When it comes to meeting challenges head on, Marc Lafleur has consistently shown he’s got what it takes to beat expectations and set new standards.
The 31-year-old from Cornwall is familiar with national attention. After selling his startup company truLocal in 2020 for $16.7 million, following an appearance on CBC’s Dragon’s Den, Lafleur had already achieved what many hoped to accomplish over a lifetime.
But then, he ventured into what he described as a lifelong passion. Nobody could have predicted the level of success Lafleur achieved.
Last year, Lafleur bought his first race car and put together a team to compete. This summer, he’s become more familiar with the podium, instead of his cottage.
The start of Lafleur’s race in life started here in Cornwall, as a student at Holy Trinity Catholic Secondary School. He described himself as somewhat of a loner, with ‘holes in his shoes.’
“It wasn’t until I started playing football that I realized I loved this… that was one of the first times I realized you can do anything you want to, as long as you put the work into it,” said Lafleur.
“I really enjoy proving people wrong.”
Lafleur went on to build a company from the ground up, focusing on using new technology to connect consumers with local producers.
“I’m not special, I don’t have a high IQ, and I never took a business course in my life…if you wake up every single day and your No. 1 priority is whatever your goal is there is no reason you can’t do it,” said Lafleur.
“When it came to driving I realized, ‘if you half-ass this there is no way you can perform.’”
Lafleur and his team then put every effort into practising for their new endeavour. Before long, it became apparent to the entrepreneur he was putting in more time at the track than most of his competitors.
This summer, Lafleur exceeded expectations. He placed on the podium while believing a sixth- or seventh-place finish would be an amazing feat.
Now his focus isn’t just on the finish line.
Lafleur is focused not just on continuing his career, but on building the sport.
Using new technology, Lafleur wants to transform the sport of racing from something that tends to lend itself to the privileged, to something more accessible.
“Maybe it’s because we didnt’ have a car growing up that I love them,” said Lafleur, before going on to explain the many barriers that exist in professional racing.

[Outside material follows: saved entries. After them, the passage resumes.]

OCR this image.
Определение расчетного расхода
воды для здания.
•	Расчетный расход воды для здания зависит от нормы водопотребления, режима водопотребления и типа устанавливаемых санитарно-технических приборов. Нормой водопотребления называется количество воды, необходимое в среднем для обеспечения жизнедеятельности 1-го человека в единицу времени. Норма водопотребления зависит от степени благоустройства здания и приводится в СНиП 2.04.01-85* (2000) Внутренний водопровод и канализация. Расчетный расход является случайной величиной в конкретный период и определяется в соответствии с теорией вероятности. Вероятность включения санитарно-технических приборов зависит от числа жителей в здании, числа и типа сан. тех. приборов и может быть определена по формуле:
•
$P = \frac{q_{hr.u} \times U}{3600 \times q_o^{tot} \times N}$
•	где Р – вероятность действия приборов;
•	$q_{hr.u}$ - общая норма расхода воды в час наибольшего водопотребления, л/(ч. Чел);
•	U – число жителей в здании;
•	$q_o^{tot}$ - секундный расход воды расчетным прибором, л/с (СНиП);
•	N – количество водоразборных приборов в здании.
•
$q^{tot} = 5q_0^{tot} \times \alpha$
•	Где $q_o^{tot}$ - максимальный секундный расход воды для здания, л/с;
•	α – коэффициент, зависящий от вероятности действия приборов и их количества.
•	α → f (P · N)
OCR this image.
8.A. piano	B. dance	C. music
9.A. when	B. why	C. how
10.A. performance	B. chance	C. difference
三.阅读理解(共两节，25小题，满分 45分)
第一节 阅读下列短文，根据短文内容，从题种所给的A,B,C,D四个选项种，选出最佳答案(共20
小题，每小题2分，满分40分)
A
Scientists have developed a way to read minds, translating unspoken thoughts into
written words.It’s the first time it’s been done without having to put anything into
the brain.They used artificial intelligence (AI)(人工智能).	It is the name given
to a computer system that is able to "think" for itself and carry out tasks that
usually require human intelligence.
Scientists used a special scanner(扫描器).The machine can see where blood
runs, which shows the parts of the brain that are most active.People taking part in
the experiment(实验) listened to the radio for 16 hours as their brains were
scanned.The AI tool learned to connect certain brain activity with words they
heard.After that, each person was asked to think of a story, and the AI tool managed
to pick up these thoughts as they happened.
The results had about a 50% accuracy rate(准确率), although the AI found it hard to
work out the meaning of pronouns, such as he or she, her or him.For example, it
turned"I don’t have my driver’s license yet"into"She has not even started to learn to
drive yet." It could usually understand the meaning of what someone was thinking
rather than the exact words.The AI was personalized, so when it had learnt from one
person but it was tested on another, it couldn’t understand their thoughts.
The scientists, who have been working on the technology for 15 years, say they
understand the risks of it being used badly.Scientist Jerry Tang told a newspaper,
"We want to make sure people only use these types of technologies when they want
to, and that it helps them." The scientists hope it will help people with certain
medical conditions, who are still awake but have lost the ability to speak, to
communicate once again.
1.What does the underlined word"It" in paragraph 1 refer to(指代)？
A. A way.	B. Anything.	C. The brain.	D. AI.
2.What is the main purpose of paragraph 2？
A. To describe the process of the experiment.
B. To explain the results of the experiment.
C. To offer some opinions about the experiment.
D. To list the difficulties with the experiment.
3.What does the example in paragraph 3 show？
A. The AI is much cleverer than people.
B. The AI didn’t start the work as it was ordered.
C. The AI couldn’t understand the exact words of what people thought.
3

Lafleur hopes to tap into new crowdsourcing technology to make the sport accessible to people who otherwise might feel shut out.
It isn’t just new fans that Lafleur is tapping into. He’s bringing his skills from across different parts of his life to solidifying a winning team.
“Another unique thing about this sport is that you pretty much have to have sponsors. We got extremely lucky to have found businesses that were willing to help us out early on so huge shout out to Harry Rosen, truLOCAL, IMSA FastLane, Touchette, and Exo Performance for taking a chance on us,” said Lafleur.